Dia mengatakan, usaha yang hanya mencari untung tapi merusak lingkungan harus ditinggalkan. Menurut dia, kegiatan ekonomi termasuk produksi, konsumsi, dan distribusi harus meningkatkan kualitas pembangunan manusia dalam jangka panjang.
“Langkah-langkah mencari keuntungan yang merusak lingkungan harus kita tinggalkan," kata Teten dalam peluncuran survei pandemi dan praktik usaha ramah lingkungan, Jumat (15/10/2021).
Menurut dia, pihaknya harus mendukung usaha ramah lingkungan. Apalagi saat ini, banyak pengusaha muda yang minat berwirausaha dengan barang dagangan ramah lingkungan.
Hal ini juga sejalan dengan hasil survei yang menemukan bahwa sekitar 95 persen UMKM berminat pada praktik-praktik usaha ramah lingkungan.
Sebanyak 90 persen lainnya menyatakan tertarik untuk menerapkan praktik usaha inklusif, yang merupakan komponen penting dari agenda Sustainable Development Goals (SDGs).
"Anak-anak muda sudah banyak menjalankan bisnis yang ramah lingkungan. Misalnya, menggunakan material dari limbah kayu untuk membuat jam tangan dan frame kacamata. Tentu kreativitas dan inovasi ini perlu terus kita dukung agar semakin banyak usaha ramah lingkungan," ucap Teten.
Sementara itu, Kepala Perwakilan UNDP Indonesia, Norimasa Shimomura menyebut, pemerintah perlu bekerjasama dengan stakeholder lainnya untuk meningkatkan daya saing UMKM.
Sebab berdasarkan hasil survei yang sama, ada potensi usaha ramah lingkungan di Indonesia.
“Kesempatan sekarang ada tangan kita. Kita harus menangkap peluang untuk transisi yang lebih berani menuju ekonomi hijau dengan praktik-praktik usaha yang lebih inklusif," jelas Shimomura.
Rugi akibat pandemi Covid-19
Tak hanya itu, survei tersebut juga menemukan beberapa UMKM mengalami kerugian lebih dari 50 persen di awal pandemi pada 2020 dan PPKM darurat pada tahun 2021, khususnya di provinsi Jawa dan Bali.
Namun, ada beberapa UMKM yang mampu bertahan dengan bantuan digitalisasi. Dengan bantuan platform digital, UMKM mencatat permintaan yang lebih tinggi dan keuntungan yang lebih besar.

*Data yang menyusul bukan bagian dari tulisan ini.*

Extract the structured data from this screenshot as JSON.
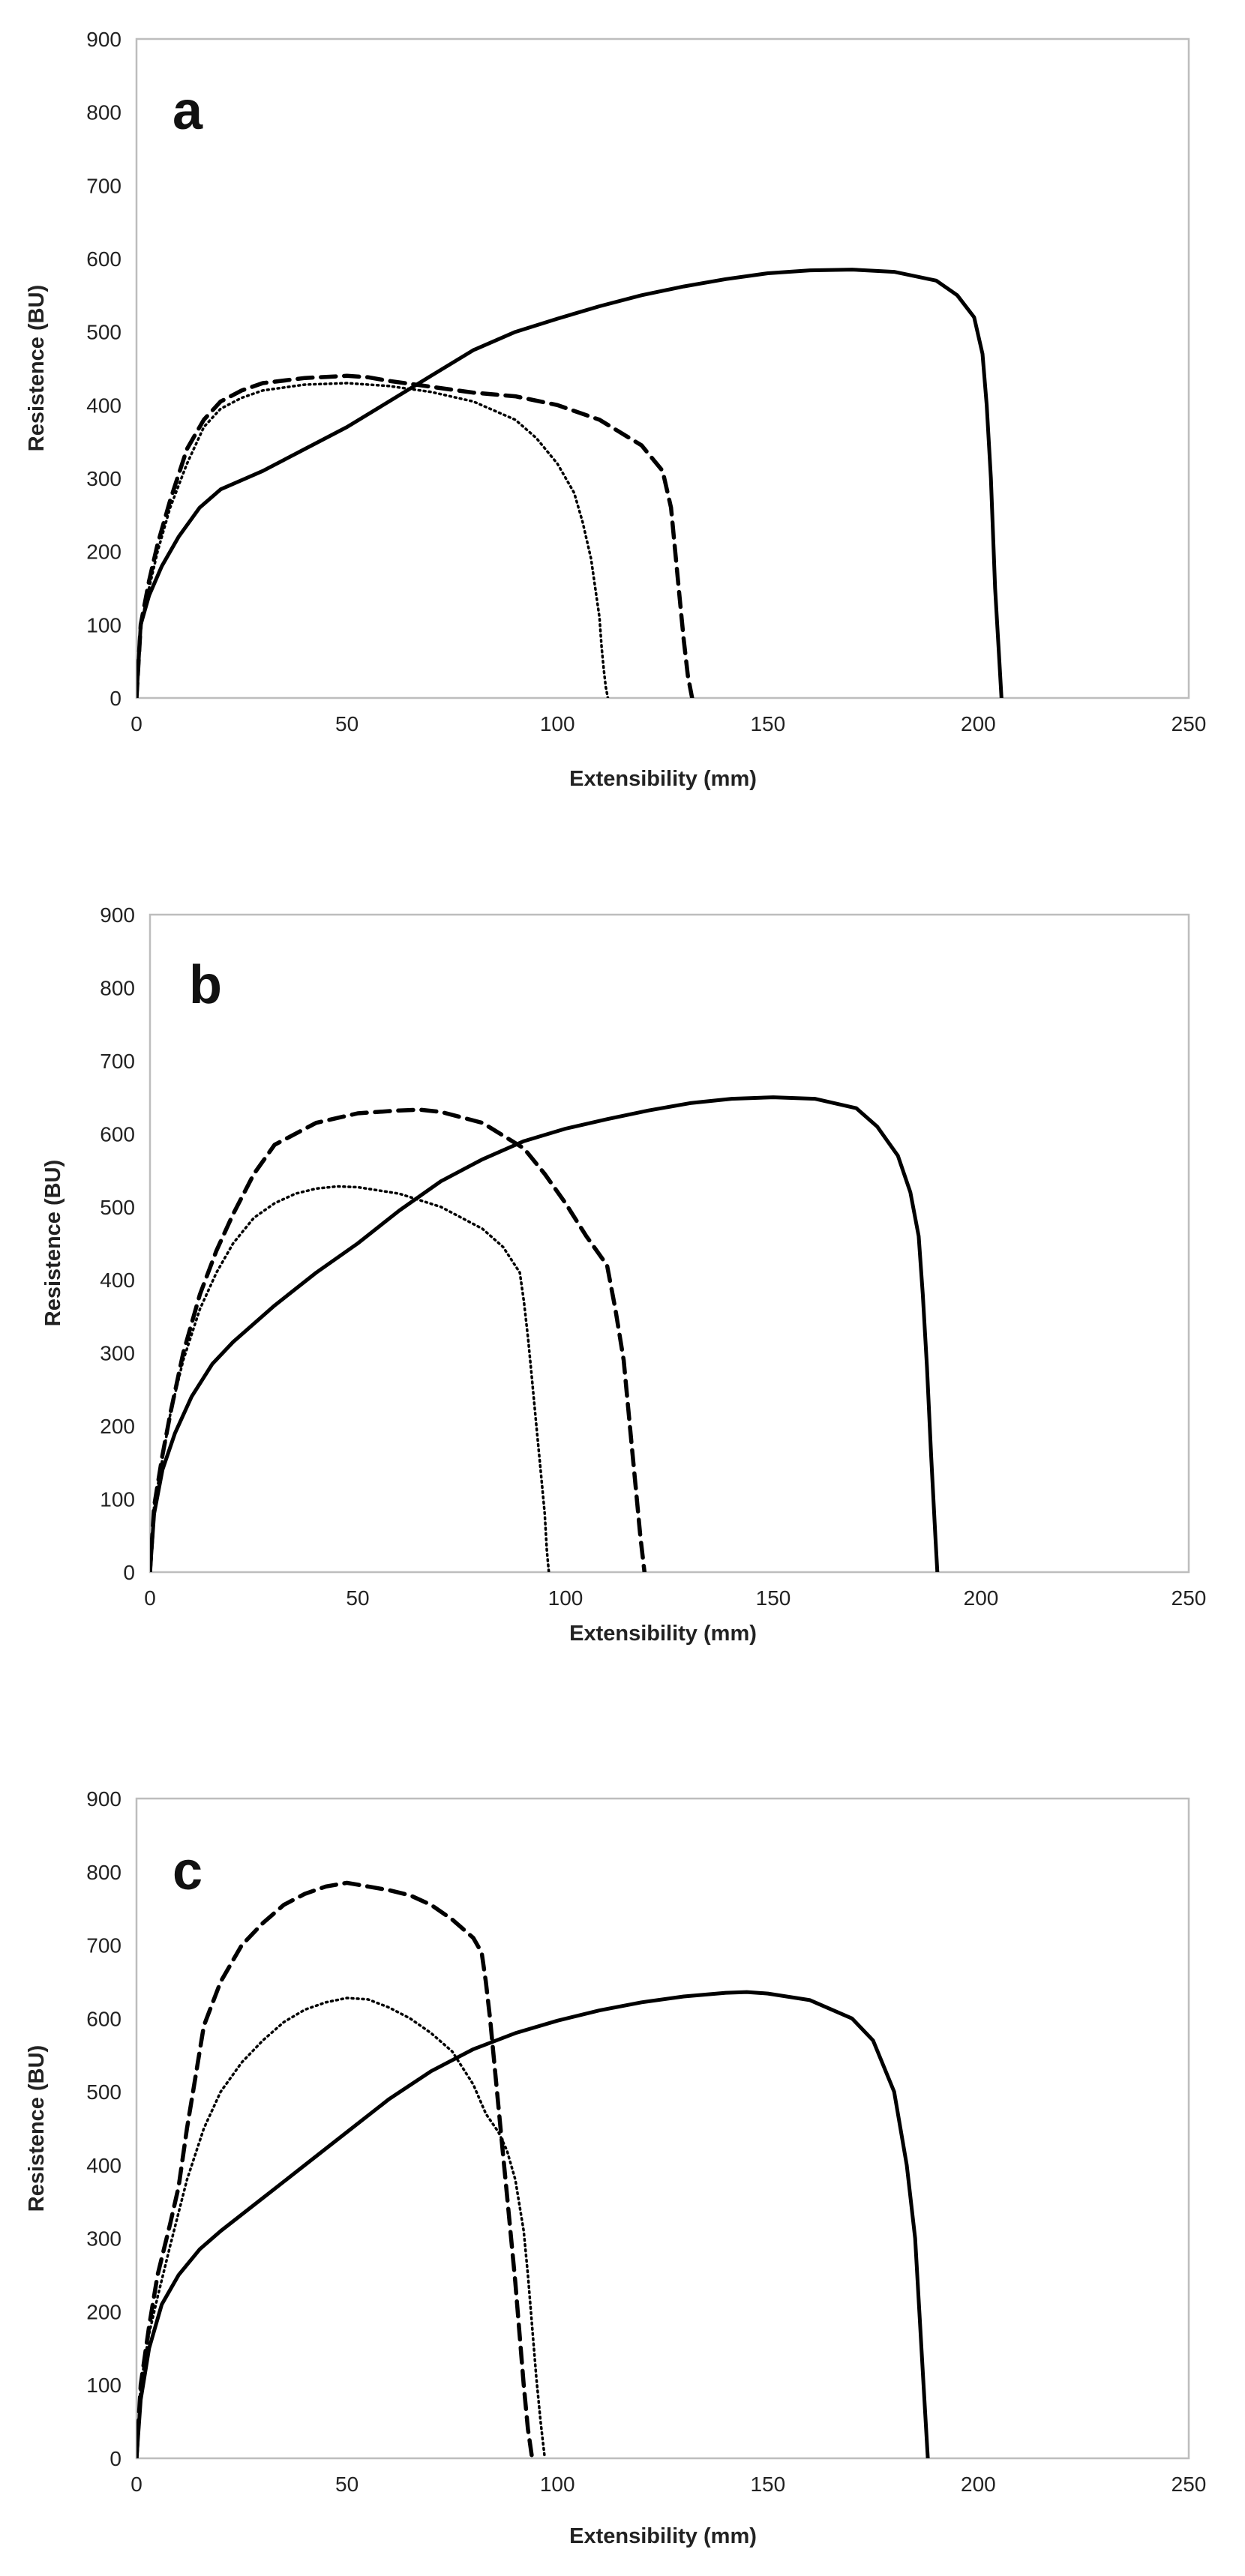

Di sisi lain, UMKM perempuan lebih rentan kehilangan pekerjaan. Namun, hanya 19,7 persen UMKM milik perempuan yang mencari program bantuan dari pemerintah (BPUM). Sedangkan persentase UMKM laki-laki yang mencari bantuan mencapai 26,9 persen.
Sebagai informasi, survei diikuti oleh 3.000 UMKM yang mengisi 58 pertanyaan tentang dampak pandemi Covid-19 terhadap sektor UMKM. Survei dilakukan secara daring dengan menyebarkan pesan singkat (SMS) berisi link survei.
Pertanyaan difokuskan pada permintaan terhadap produk, keuntungan selama masa awal pandemi di bulan Maret - Juni 2020. Kemudian hasilnya dibandingkan dengan masa PPKM Darurat pada Juli-Agustus 2021.